Tromp ties 'Claws record with seven RBIs
South Atlantic League pitchers keep throwing the soft stuff at Jiandido Tromp. After a rough first half, he made the adjustment Sunday, and his reward was a career afternoon.
The Phillies prospect tied a franchise record with seven RBIs, powering Class A Lakewood to a 13-3 romp over Rome with his fourth career multi-homer game.
The 21-year-old outfielder mashed a pair of first-pitch, three-run roundtrippers and added an RBI double in the ninth, nearly doubling his previous career high of four RBIs. The performance lifted his OPS from .475 to .517 in 69 games this season.
Tromp is the first BlueClaw to plate seven runs in a game since Michael Durant on Aug. 9, 2008. Lakewood set season highs for runs and victory margin.
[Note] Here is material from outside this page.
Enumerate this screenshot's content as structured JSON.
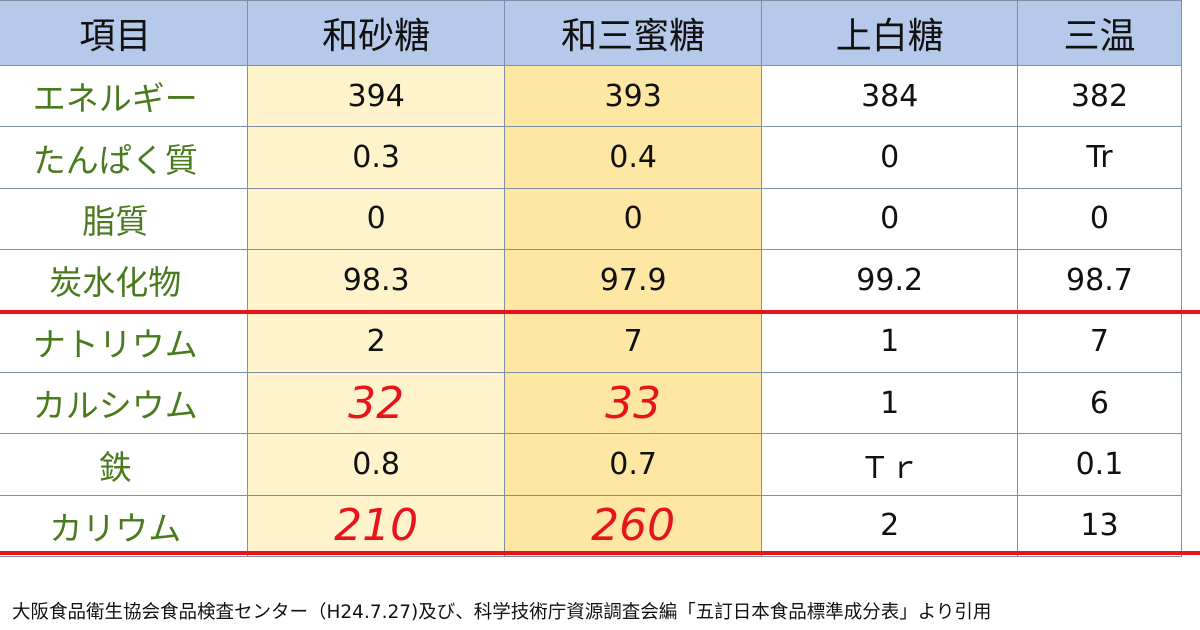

"It feels awesome, man," the Aruba native said. "When something like this happens, you have to appreciate it and keep going from it."
Tromp hit 15 homers between Class A Short Season Williamsport and Lakewood last season but went without one until July 3 this year. Including Sunday's outburst, he has four long balls in his last 15 games.
The outfielder said he realized recently he's been too focused on his mechanics at the plate. That -- along with a steady diet of breaking pitches from SAL pitchers -- has left him uncomfortable and unsuccessful.
"They've thrown me a lot of breaking balls early in the count," he said. "It is hard to try to adjust on them or sit on them and try to get my pitch to hit. I've been working on that for a while now and it's starting to pay off."
Tromp displayed his movement on the learning curve with his second homer. After going deep off a first-pitch fastball from left-hander Oriel Caicedo in the fourth inning, he guessed that right-handed reliever Francisco Gonzalez would start him with a curveball. Gonzalez actually went with a changeup, but Tromp was still primed to sit back and thump the pitch -- and did exactly that for his second homer.
"I had the home run on a fastball, so I guessed they'd throw something off-speed and see what happened," he said.
Lakewood fell in a 2-0 hole in the second and trailed until the fourth. That's when 2015 second-rounder Scott Kingery started a rally with a single and a stolen base, scoring on Damek Tomscha's base hit.
Phillies No. 13 prospect Cord Sandberg -- who went 4-for-4 with three runs scored -- followed with another single, putting two aboard for Tromp. The two-time New York-Penn League All-Star turned on Caicedo's first-pitch heater for the first of his two jacks.
"I was just trusting myself, believing in what I can do," he said. "I wasn't thinking too much at the plate about my mechanics and just focused on the pitch."
The BlueClaws tacked on six runs in the fifth. Kyle Martin plated a pair with a double and Tomscha and Sandberg followed with singles ahead of Tromp's second blast off Gonzalez.
After allowing a run in the bottom of the fifth, Lakewood added three insurance runs in the ninth. Tromp plated the final tally, doubling home Sandberg after the outfielder legged out a two-run triple.